To note, I totally believe in the value of therapy. But, personally, I avoided it for decades. And for many reasons, the biggest of which being forced to do therapy as a young elementary school kid in the midst of the 1990s ADHD/Ritalin craze. I was a good kid, just a little rambunctious and talked a lot. But, the nuns in my Upstate New York Catholic school didn’t like that. So, I was placed on this high-octane medicine for several years, coupled with therapy.

By the time that period came to a close, I was already in high school, with big dreams of forever leaving behind my small farm town on the Canadian Border. My eyes and heart aimed for the unknown horizon of my pure intent to seek out genuine love, intrinsic experiences, and always remembering that kindness breeds kindness. I ain’t perfect, but dammit I try to be kind, to show love and compassion to others, even in the face of sorrow.

So, yeah, here I am. A fresh calendar on the walls of my mind. Juggling nonstop assignments. Sitting down constantly to pour everything I saw and heard onto the blank page. Finding time each day to go for a jog somewhere, anywhere I may land. Finding time to spend with family and friends. Finding time for therapy. And, perhaps most importantly, finding time for myself, to be able to calmly and carefully understand the beauty of being on my own.

And I remain an eternal optimist. I believe in love. I believe in friendship. I believe in the good of people, where I truly feel there are way more good folks than bad on this earth. And I wish I could have all the time in the world to meet and interact with every single one of those kind souls. But, alas, I’ll have to make do with the handful of people I’m lucky enough to befriend, interview and write about week-in and week-out at this here newspaper.

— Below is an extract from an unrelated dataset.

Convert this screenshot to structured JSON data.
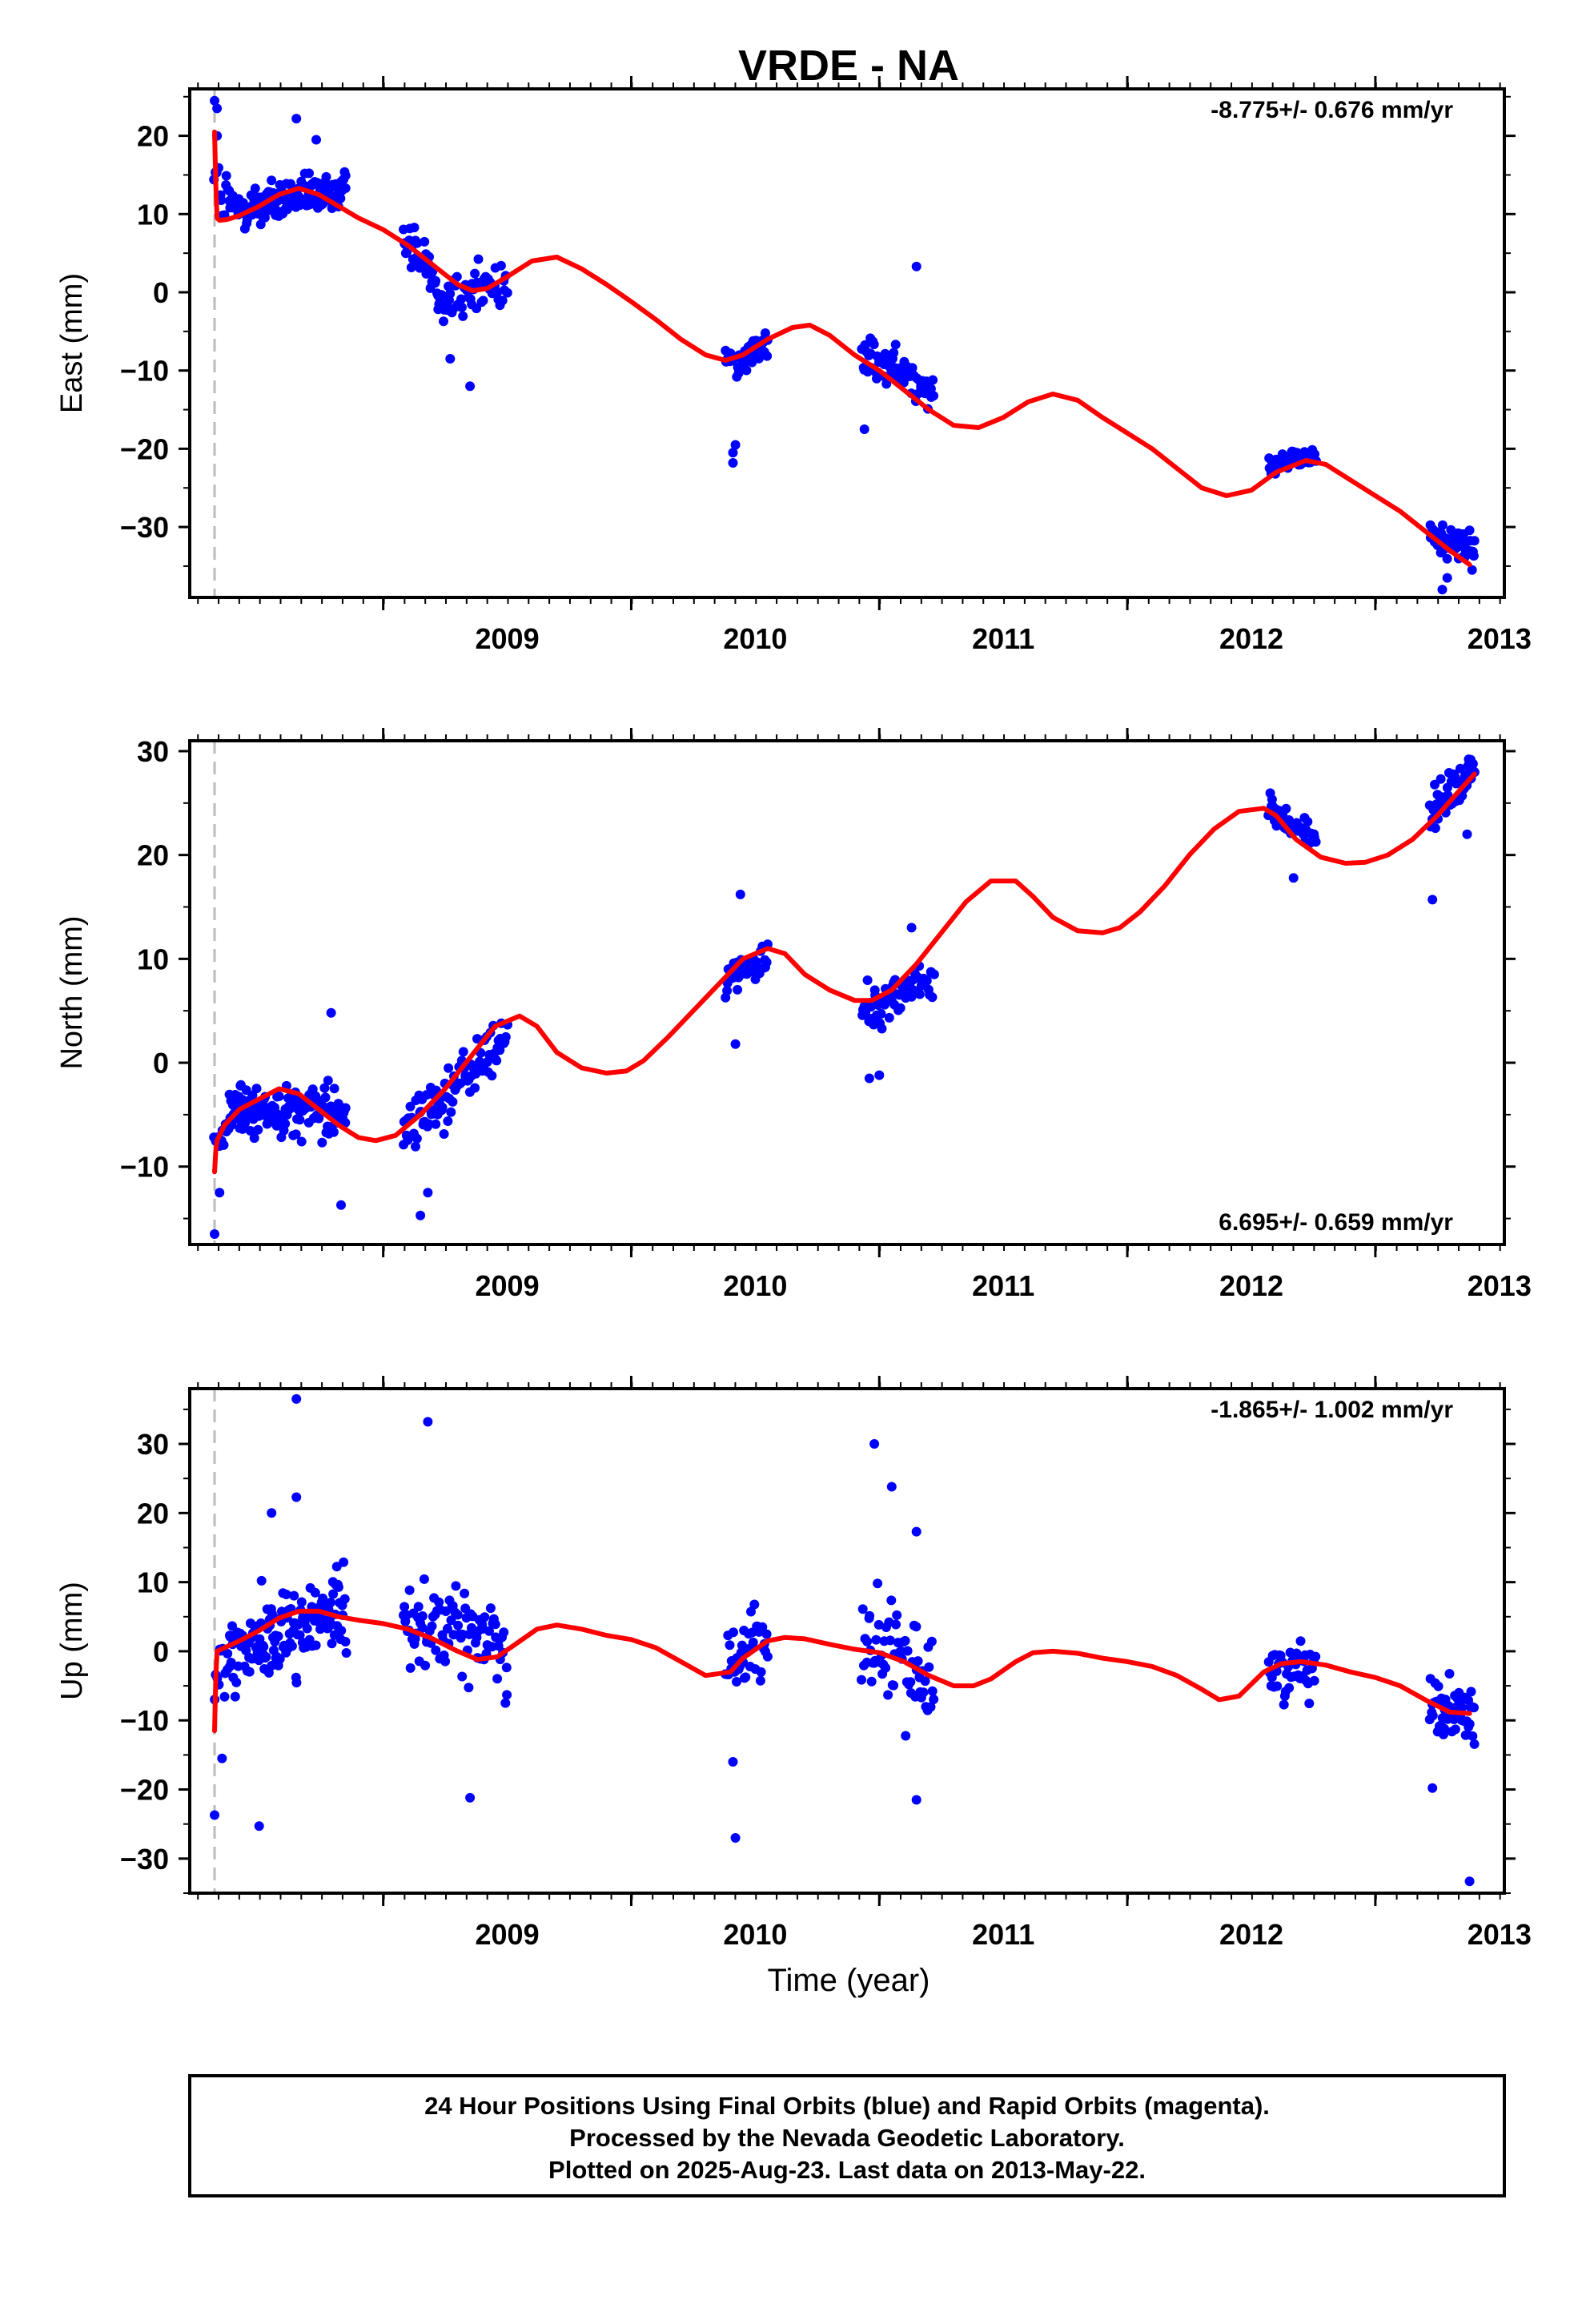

The world is' a crazy place right now. Always has been, always will be. But, the essence of whatever the meaning of life is (at least in my honest opinion) seems to reside in those fleeting moments of connection and heartfelt sentiments shared with others, whether on purpose or simply by happenstance. My head remains held high.

And as the late singer-songwriter Bert Jansch sings in “Running From Home,” these words and guitar notes echo out into the universe: “The passing image of you/Reflects a pain in my heart/And disappears into a crowd/Runnin’, runnin’ from home/Breakin’ ties that you’d grown/Catchin’ dreams from the clouds.”

Life is beautiful, grasp for it, y’all.